The average of their Y-values is (3 + 2.5 + 3)/3 = 2.83/3 ≈ 2.6.

### Question 8

**For any given dataset, comment on the bias of K-nearest classifiers upon increasing the value of K.**

a. The bias of the classifier decreases

b. The bias of the classifier does not change

c. The bias of the classifier increases

d. Can not be determined

**Answer:** c. The bias of the classifier increases

**Explanation:** As K increases, the classifier uses more neighbors to make a prediction. This tends to smooth out the predictions, increasing the bias (underfitting) while reducing the variance.

### Question 9

**Bias and variance are given by:**

**Answer:** $E[(f(x) - E[f(x)])^2] + E[(E[f(x)] - f(x))^2]$

**Explanation:** Bias and variance are decomposed from the mean squared error. The first term represents the variance and the second term represents the bias squared.

### Question 10

**Which of the following statements are FALSE regarding bias and variance?**

a. Models which overfit have a high bias

b. Models which overfit have a low bias

c. Models which underfit have a high variance

d.

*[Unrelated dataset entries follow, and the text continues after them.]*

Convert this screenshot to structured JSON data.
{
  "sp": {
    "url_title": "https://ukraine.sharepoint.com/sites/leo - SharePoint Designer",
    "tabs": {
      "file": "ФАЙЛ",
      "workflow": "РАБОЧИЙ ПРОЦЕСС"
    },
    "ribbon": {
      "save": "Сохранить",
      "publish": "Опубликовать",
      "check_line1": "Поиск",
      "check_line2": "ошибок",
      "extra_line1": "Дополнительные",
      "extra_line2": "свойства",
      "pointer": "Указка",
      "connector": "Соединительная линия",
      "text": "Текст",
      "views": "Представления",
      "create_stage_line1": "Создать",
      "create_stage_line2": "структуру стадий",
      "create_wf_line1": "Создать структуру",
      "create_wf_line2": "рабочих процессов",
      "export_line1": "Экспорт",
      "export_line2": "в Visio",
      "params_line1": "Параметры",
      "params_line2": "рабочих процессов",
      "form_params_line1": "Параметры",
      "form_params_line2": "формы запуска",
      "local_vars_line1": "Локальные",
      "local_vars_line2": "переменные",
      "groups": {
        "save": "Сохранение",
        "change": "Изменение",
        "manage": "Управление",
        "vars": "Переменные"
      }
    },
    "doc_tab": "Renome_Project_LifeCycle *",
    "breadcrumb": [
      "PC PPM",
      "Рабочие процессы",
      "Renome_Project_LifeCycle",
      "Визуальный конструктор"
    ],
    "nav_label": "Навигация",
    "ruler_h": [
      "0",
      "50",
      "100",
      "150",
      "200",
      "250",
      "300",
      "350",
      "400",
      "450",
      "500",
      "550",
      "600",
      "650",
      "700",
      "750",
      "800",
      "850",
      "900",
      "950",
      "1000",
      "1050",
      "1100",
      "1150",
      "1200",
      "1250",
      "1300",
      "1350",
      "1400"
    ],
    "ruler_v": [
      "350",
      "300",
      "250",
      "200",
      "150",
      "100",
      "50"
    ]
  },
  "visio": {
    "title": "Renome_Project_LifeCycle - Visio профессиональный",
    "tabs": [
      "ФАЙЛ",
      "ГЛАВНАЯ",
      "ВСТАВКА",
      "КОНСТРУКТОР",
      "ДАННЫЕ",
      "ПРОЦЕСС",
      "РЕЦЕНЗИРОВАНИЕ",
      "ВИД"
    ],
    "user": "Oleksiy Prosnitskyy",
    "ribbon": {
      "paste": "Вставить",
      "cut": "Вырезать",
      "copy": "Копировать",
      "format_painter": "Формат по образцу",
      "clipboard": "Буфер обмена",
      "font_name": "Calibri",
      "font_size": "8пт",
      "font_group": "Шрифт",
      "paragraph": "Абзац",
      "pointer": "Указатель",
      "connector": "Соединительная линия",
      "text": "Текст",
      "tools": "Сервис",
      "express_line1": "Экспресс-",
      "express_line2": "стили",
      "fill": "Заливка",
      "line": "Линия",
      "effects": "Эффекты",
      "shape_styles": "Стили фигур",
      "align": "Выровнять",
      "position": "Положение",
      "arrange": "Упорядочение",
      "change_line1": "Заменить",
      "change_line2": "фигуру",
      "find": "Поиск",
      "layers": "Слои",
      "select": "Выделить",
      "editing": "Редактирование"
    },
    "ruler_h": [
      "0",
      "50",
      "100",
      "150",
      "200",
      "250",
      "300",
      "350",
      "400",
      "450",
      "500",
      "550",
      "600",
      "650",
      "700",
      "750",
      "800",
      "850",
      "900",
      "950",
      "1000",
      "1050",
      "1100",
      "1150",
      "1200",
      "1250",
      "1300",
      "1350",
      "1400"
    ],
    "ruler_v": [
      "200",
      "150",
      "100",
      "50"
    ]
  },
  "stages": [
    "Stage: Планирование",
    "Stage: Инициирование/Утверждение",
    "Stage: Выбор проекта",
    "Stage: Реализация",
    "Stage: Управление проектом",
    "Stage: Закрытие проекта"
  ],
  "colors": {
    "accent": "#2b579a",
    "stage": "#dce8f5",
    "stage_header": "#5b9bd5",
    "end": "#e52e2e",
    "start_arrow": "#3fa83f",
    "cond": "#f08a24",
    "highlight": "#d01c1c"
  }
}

Models which underfit have a low variance

**Answer:** a. Models which overfit have a high bias**Answer:** c. Models which underfit have a high variance

**Explanation:** Models that overfit have low bias but high variance, as they fit the training data too closely. Models that underfit have high bias but low variance, as they fail to capture the underlying trend in the data.